Améliorations reliées au mode fonction des rôles proposées par les patients

Concernant les problématiques au niveau de la fonction des rôles, certaines suggestions ont aussi été faites par les patients. Les patients ont affirmé avoir de la difficulté à maintenir un réseau social satisfaisant. La plupart ont mentionné le désir de partager et d’échanger avec d’autres personnes épileptiques. Selon eux, cela pourrait les aider à combler leur besoin d’interdépendance et, par le fait même, faciliter leur processus d’acceptation de la maladie.
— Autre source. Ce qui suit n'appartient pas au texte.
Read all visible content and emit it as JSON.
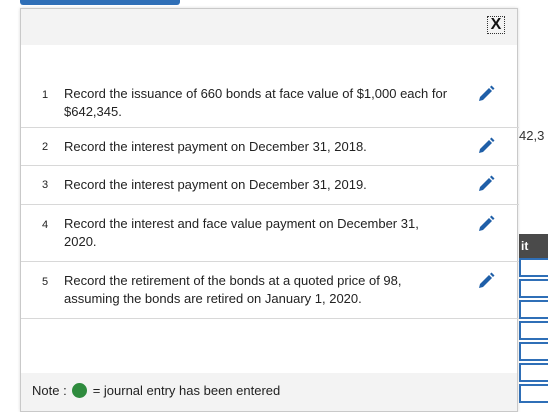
{
  "background": {
    "partial_value": "42,3",
    "partial_header": "it"
  },
  "modal": {
    "close_label": "X",
    "items": [
      {
        "num": "1",
        "text": "Record the issuance of 660 bonds at face value of $1,000 each for $642,345."
      },
      {
        "num": "2",
        "text": "Record the interest payment on December 31, 2018."
      },
      {
        "num": "3",
        "text": "Record the interest payment on December 31, 2019."
      },
      {
        "num": "4",
        "text": "Record the interest and face value payment on December 31, 2020."
      },
      {
        "num": "5",
        "text": "Record the retirement of the bonds at a quoted price of 98, assuming the bonds are retired on January 1, 2020."
      }
    ],
    "note": {
      "label": "Note :",
      "legend": "= journal entry has been entered"
    }
  },
  "colors": {
    "accent": "#2f6fb7",
    "entered_indicator": "#2e8b3d"
  },
  "icons": {
    "edit": "pencil-icon",
    "close": "close-icon"
  }
}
« Je suis allé voir sur les forums. Vive internet des fois. Ça fait peur plus que d’autres choses, mais au moins ça te donne un aperçu de ce que d’autres mondes vivent un peu avec le même problème que toi. » Patient 4

Améliorations reliées au mode d’interdépendance proposées par les patients

Ces derniers suggèrent aussi que les professionnels fassent preuve de plus d’empathie et d’une attitude exempte de jugement. Ceux-ci devraient aussi démontrer une ouverture d’esprit et être attentifs aux besoins des patients. Une des personnes épileptiques mentionne aussi que les professionnels devraient faire preuve de plus de franchise, même si cela peut parfois être décourageant. Quelques patients aimeraient aussi recevoir plus de documentation écrite ou de références fiables pour obtenir de l’information complémentaire. Certaines recommandations des patients touchent le volet entourant la chirurgie dans les cas d'épilepsie réfractaire. Les patients rencontrés ayant subi cette chirurgie ne se souvenaient pas avoir rencontré l’infirmière en préopératoire, mais seulement une fois l’opération réalisée. Ils aimeraient donc avoir l’opportunité de voir l’infirmière au moins une fois ou lui parler, simplement pour établir un contact avec celle qui procédera au suivi. Les patients ayant subi cette chirurgie ont aussi affirmé qu’il serait bénéfique d’avoir plus d’information, de conseils et de préparation avant la procédure chirurgicale. Un patient suggère que le suivi postopératoire soit plus rigoureux et plus élaboré, selon les besoins de chaque patient. Selon eux, l’infirmière devrait être en mesure de procéder à une évaluation complète du patient en postopératoire, de répondre aux besoins et aux questions des patients épileptiques opérés, ainsi que de faire les références nécessaires en cas de besoin.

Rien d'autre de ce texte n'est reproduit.